Rounding out the list are private practice attorneys Ashley A. Adams, Rhea Johnson, Kelli Byers Hooper, Sheila L. Rambeck, Victoria Webster, Sean H. Joyner, Brian S. Bischoff, and Charles E. Gallagher.
The business in Fayette’s state court includes misdemeanor criminal cases as well as traffic cases and civil disputes along with county ordinance violations. In the interim following McMillian’s departure, the state court caseload is being handled by senior superior court judges until a successor can be named.

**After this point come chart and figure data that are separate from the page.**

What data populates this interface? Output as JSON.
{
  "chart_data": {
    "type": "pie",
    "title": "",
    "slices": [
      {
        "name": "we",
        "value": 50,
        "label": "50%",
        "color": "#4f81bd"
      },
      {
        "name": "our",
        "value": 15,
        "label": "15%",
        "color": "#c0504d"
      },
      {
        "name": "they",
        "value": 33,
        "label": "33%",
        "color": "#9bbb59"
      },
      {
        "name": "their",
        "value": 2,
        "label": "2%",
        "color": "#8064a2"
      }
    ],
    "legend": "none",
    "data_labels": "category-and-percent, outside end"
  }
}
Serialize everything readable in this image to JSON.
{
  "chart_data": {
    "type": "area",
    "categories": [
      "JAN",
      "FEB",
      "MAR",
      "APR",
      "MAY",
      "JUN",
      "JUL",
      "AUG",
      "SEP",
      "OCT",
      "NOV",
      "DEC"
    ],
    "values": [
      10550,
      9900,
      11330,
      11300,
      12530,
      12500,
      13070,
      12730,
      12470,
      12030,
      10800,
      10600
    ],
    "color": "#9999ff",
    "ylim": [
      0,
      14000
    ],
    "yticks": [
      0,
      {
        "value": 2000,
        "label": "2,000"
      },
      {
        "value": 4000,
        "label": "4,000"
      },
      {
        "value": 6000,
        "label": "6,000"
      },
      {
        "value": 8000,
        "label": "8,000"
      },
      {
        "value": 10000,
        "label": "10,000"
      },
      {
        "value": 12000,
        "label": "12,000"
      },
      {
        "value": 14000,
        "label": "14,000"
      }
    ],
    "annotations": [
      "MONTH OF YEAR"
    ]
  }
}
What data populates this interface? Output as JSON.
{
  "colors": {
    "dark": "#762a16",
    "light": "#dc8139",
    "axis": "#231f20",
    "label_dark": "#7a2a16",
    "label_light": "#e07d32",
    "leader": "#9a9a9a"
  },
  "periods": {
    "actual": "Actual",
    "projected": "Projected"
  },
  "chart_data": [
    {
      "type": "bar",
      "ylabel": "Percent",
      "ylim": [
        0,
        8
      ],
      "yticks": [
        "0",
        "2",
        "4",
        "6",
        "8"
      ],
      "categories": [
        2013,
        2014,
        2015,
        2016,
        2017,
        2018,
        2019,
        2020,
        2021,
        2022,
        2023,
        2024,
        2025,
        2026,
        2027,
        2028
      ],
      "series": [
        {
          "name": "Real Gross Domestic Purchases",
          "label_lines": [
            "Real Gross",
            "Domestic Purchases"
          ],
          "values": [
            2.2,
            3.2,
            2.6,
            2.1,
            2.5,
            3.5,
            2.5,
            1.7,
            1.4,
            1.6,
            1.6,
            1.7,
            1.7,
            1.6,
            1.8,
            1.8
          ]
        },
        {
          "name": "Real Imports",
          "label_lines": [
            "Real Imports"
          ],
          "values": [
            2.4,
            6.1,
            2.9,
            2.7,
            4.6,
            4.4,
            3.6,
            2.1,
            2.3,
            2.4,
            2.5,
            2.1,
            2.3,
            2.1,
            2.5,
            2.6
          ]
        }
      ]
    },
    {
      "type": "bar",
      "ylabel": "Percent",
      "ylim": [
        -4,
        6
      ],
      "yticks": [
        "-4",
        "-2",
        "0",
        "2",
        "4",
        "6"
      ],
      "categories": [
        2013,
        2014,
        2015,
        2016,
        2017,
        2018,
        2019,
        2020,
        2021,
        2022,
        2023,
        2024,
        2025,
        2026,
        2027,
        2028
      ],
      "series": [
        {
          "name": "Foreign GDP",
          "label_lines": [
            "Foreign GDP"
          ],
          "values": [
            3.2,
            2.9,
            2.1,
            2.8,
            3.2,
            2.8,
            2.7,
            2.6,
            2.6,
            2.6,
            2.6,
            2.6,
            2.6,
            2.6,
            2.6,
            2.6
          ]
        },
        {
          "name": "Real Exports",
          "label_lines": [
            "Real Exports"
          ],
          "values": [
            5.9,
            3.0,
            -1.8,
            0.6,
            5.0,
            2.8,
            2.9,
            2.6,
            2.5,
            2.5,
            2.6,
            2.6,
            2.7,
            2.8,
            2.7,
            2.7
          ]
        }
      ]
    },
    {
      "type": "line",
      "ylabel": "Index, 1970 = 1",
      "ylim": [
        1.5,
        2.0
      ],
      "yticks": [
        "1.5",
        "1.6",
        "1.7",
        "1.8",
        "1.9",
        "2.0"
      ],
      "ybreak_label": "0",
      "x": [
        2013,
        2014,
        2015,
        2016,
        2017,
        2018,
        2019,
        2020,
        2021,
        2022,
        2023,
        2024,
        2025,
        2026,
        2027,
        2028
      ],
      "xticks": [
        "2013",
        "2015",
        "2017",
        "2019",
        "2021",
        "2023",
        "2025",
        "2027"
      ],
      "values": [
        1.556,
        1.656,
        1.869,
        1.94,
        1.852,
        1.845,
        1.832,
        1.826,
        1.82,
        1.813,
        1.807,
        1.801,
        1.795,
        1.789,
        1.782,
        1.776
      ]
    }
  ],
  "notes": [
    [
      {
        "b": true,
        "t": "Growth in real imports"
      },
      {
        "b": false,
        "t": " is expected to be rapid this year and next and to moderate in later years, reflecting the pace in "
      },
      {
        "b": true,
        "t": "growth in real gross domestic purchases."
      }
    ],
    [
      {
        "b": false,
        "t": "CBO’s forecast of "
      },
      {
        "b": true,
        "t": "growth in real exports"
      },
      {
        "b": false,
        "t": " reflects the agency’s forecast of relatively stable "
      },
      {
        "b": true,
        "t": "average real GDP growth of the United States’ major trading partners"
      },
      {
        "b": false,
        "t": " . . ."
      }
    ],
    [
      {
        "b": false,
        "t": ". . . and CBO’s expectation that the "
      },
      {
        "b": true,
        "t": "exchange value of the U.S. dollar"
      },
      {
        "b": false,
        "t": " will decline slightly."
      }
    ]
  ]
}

Whomever is selected by Deal will serve the remaining length of McMillian’s term, which expires Dec. 31, 2016. McMillian won her first re-election attempt last year and Deal elevated her to the Appeals Court judgeship not three weeks into her first full term.
McMillian herself was appointed to the position in 2010 after then-State Court Judge Fletcher Sams was promoted to a vacant judge position in Superior Court.
The field of applicants is expected to be interviewed by the state’s Judicial Nominating Commission after March 11, which subsequently will recommend a short list of up to five candidates for the governor’s consideration, according to an announcement from the commission.